定义 分支预测条目基础属性，用于描述指令类型特征

class FTBEntry_FtqMem(implicit p: Parameters) extends FTBEntry_part with FTBParams with BPUUtils {	//FTBEntry

  val brSlots  = Vec(numBrSlot, new FtbSlot_FtqMem)		//分支槽位集合，有numBrSlot个
  val tailSlot = new FtbSlot_FtqMem						//尾部槽位

  def jmpValid =
    tailSlot.valid && !tailSlot.sharing					//判断tailSlot跳转有效

  def getBrRecordedVec(offset: UInt) =		//获取指定offset的分支记录向量
    VecInit(
      brSlots.map(s => s.valid && s.offset === offset) :+	//检索所有brSlots
        (tailSlot.valid && tailSlot.offset === offset && tailSlot.sharing)
    )

  def brIsSaved(offset: UInt) = getBrRecordedVec(offset).reduce(_ || _)	//判断在offset便宜内是否有分支记录

  def getBrMaskByOffset(offset: UInt) =	
    brSlots.map { s =>
      s.valid && s.offset <= offset
    } :+
      (tailSlot.valid && tailSlot.offset <= offset && tailSlot.sharing)

  def newBrCanNotInsert(offset: UInt) = {	//判断新分支是否无法插入
    val lastSlotForBr = tailSlot
    lastSlotForBr.valid && lastSlotForBr.offset < offset
  }

}

def brIsSaved(offset: UInt) = getBrRecordedVec(offset).reduce(_ || _)调用getBrRecordedVec方法，这个方法返回一个seq布尔值集合，为offset偏移值内的各分支记录状态,如[true,false,true],.reduce(_ || _)是对这个集合进行或运算，即集合中只要有一个true，返回就为true。
def getBrMaskByOffset(offset: UInt)根据传入的 offset（无符号整数），生成一个布尔序列，表示哪些分支槽满足条件.
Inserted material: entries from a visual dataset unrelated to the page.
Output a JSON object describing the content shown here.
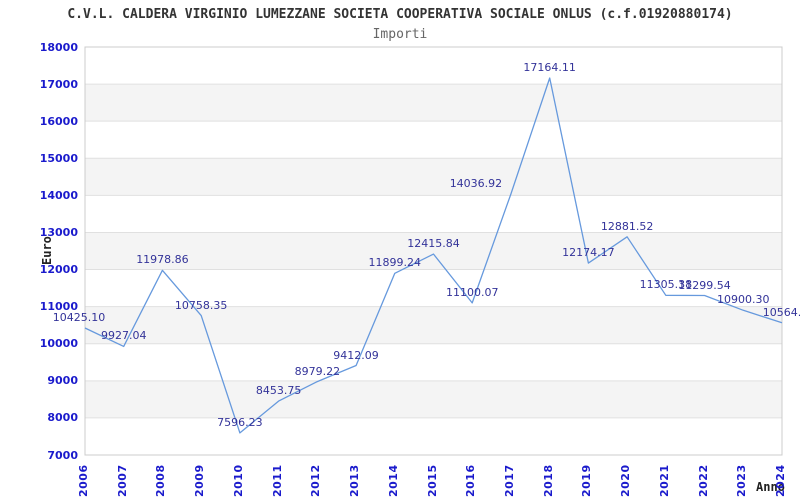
{
  "chart_data": {
    "type": "line",
    "title": "C.V.L. CALDERA VIRGINIO LUMEZZANE SOCIETA COOPERATIVA SOCIALE ONLUS (c.f.01920880174)",
    "subtitle": "Importi",
    "xlabel": "Anno",
    "ylabel": "Euro",
    "x": [
      "2006",
      "2007",
      "2008",
      "2009",
      "2010",
      "2011",
      "2012",
      "2013",
      "2014",
      "2015",
      "2016",
      "2017",
      "2018",
      "2019",
      "2020",
      "2021",
      "2022",
      "2023",
      "2024"
    ],
    "values": [
      10425.1,
      9927.04,
      11978.86,
      10758.35,
      7596.23,
      8453.75,
      8979.22,
      9412.09,
      11899.24,
      12415.84,
      11100.07,
      14036.92,
      17164.11,
      12174.17,
      12881.52,
      11305.38,
      11299.54,
      10900.3,
      10564
    ],
    "point_labels": [
      "10425.10",
      "9927.04",
      "11978.86",
      "10758.35",
      "7596.23",
      "8453.75",
      "8979.22",
      "9412.09",
      "11899.24",
      "12415.84",
      "11100.07",
      "14036.92",
      "17164.11",
      "12174.17",
      "12881.52",
      "11305.38",
      "11299.54",
      "10900.30",
      "10564."
    ],
    "yticks": [
      18000,
      17000,
      16000,
      15000,
      14000,
      13000,
      12000,
      11000,
      10000,
      9000,
      8000,
      7000
    ],
    "ylim": [
      7000,
      18000
    ],
    "grid": "horizontal-gridlines-with-alternating-bands",
    "legend": "none",
    "label_dx": [
      -6,
      0,
      0,
      0,
      0,
      0,
      0,
      0,
      0,
      0,
      0,
      -35,
      0,
      0,
      0,
      0,
      0,
      0,
      0
    ],
    "colors": {
      "line": "#6699dd",
      "tick_label": "#1a1acc",
      "point_label": "#333399",
      "band": "#f4f4f4",
      "gridline": "#e0e0e0",
      "plot_border": "#cccccc",
      "title": "#333333",
      "subtitle": "#666666",
      "axis_label": "#222222",
      "background": "#ffffff"
    }
  }
}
对每个brslot检查valid是否为true，s.offest是否小于目标偏移，返回一个布尔序列。然后在这个序列后拼接一个逻辑式

class FTBEntry(implicit p: Parameters) extends FTBEntry_part with FTBParams with BPUUtils

def getSlotForBr(idx: Int): FtbSlot = {
  require(idx <= numBr - 1)	
  (idx, numBr) match {	//逻辑分支
    case (i, n) if i == n - 1 => this.tailSlot		//最后一个slot，为tailSlot
    case _                    => this.brSlots(idx)	//其他情况，返回索引为idx的Slot
  }
}

传入索引idx，索引slot

require(idx <= numBr - 1)输入idx需要小于numBr-1,否侧产生异常。

def allSlotsForBr =
  (0 until numBr).map(getSlotForBr(_))	//

返回一个序列，包括所有brSlots和tailSlot的完整集合。

def setByBrTarget(brIdx: Int, pc: UInt, target: UInt) = {
  val slot = getSlotForBr(brIdx)
  slot.setLowerStatByTarget(pc, target, brIdx == numBr - 1)	//提取目标地址的低位
}

根据分支索引brIdx，更新Brslot的分支目标地址状态

def setByJmpTarget(pc: UInt, target: UInt) =
  this.tailSlot.setLowerStatByTarget(pc, target, false)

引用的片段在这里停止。